In the recent rideshare discussions, City Council had one goal –– to consider the public safety interests of our residents and to welcome innovation and technology to San Antonio. Public safety is always a top priority for City Councilmembers, and it was at the forefront of every discussion regarding rideshare in San Antonio. We also know that as a global city, we must remain competitive by welcoming innovators. As the councilmember representing our downtown where these rideshare companies thrive and where the demand for transportation options is high, my priority was to find a solution that would work effectively for our city when Mayor Taylor asked me to lead the negotiations.
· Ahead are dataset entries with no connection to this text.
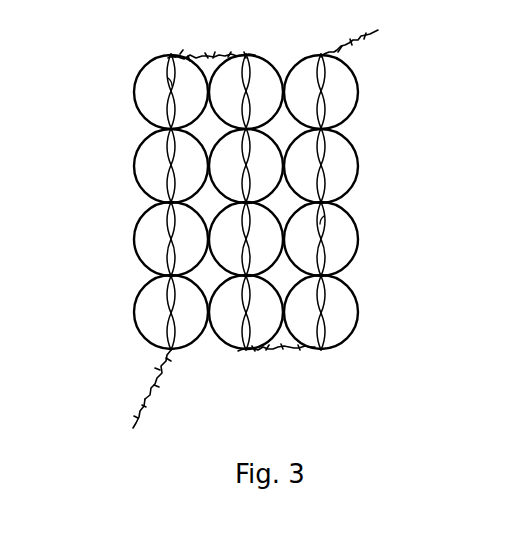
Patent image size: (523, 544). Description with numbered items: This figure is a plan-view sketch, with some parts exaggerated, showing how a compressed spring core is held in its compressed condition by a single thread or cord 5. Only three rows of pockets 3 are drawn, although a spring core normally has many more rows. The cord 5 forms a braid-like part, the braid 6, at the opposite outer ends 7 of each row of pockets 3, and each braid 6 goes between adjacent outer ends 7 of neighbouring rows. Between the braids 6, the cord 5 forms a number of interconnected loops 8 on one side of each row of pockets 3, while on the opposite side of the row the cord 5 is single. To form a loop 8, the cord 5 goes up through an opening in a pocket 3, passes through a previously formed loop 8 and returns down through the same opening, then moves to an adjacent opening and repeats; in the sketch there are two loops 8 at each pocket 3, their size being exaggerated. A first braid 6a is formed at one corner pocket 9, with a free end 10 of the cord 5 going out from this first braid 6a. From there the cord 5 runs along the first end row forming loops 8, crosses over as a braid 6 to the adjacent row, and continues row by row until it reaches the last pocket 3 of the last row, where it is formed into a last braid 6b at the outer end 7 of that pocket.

The pocket 3 is at (148, 162).
The cord 5 is at (170, 222).
The braid 6 is at (222, 52).
The first braid 6a is at (152, 373).
The last braid 6b is at (344, 49).
The outer end 7 is at (170, 56).
The loop 8 is at (172, 82).
The corner pocket 9 is at (148, 305).
The free end 10 is at (134, 418).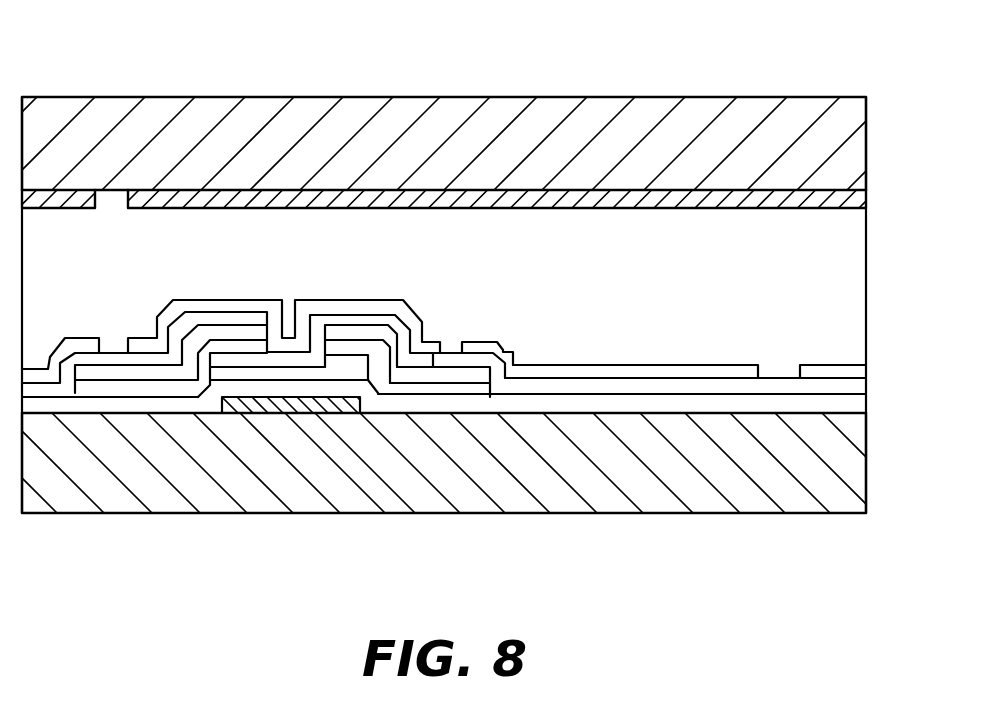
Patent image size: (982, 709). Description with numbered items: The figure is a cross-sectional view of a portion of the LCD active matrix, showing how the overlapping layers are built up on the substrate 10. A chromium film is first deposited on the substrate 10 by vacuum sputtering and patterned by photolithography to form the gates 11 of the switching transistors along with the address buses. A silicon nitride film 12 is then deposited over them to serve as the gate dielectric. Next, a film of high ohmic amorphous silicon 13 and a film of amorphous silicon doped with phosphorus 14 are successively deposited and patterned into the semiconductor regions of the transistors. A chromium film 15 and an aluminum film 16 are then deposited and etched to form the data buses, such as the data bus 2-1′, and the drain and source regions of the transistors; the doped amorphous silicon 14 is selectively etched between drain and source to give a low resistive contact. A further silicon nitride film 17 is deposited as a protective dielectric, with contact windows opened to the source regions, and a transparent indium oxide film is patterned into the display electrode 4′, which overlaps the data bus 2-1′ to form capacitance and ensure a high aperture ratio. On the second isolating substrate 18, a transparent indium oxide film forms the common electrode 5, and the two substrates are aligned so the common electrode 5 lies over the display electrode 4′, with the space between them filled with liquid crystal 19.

The second isolating substrate 18 is at (107, 113).
The liquid crystal 19 is at (282, 222).
The common electrode 5 is at (480, 185).
The data bus 2-1′ is at (104, 375).
The high ohmic amorphous silicon film 13 is at (239, 375).
The phosphorus-doped amorphous silicon film 14 is at (347, 362).
The chromium film 15 is at (472, 392).
The display electrode 4′ is at (643, 372).
The substrate 10 is at (172, 465).
The gate 11 is at (318, 405).
The aluminum film 16 is at (405, 380).
The silicon nitride film 12 is at (765, 402).
The silicon nitride film 17 is at (843, 383).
Over many months of negotiations, we took a collaborative approach through outreach to our constituents, TechBloc, representatives from rideshare companies, the San Antonio Police Department and the offices of the City Manager and Mayor. With input from these sources, we hammered out a solution between the rideshare companies and the city, and a pilot program was created to allow the return of rideshare to San Antonio and provide for the well-being of our residents. The collective goal of creating a viable solution drove all parties to cooperate, and we now have a driver background-verification agreement that balances all our priorities.
The pilot program allows for consumer choice through optional, free background checks for rideshare drivers. Those drivers who elect to be fingerprinted will receive a special alphanumeric code next to their name in the app. Riders then have a choice: they can choose drivers who have been verified by SAPD or opt to ride with a driver who is not. The control is in the hands of the rideshare user, and we think that’s the way it should be.
San Antonio is a “City by Design” – a place where we thoughtfully look at all of our options to find the best solutions for all stakeholders. Our methodology must be careful, considered and thorough, so we can create long-term remedies, not just short-term fixes. One important aspect of this process is hearing and including the thoughts and concerns of our constituents each step of the way. Rideshare discussions engage many people because this is an issue that is important to them. So to those who spoke out about rideshare: please stay interested and involved! We need our tech industry activists to keep sharing their unique abilities to solve important issues. Our private transportation service providers should evaluate their rules and regulations.
We all need to be together at the table, using our knowledge and experiences to advance dialogue and make progress as a city. We can use rideshare as a framework for discussions about other major issues San Antonio faces. The rideshare discussions in San Antonio served as a catalyst to address many transportation-related issues in our city, and we look forward to continuing them with you.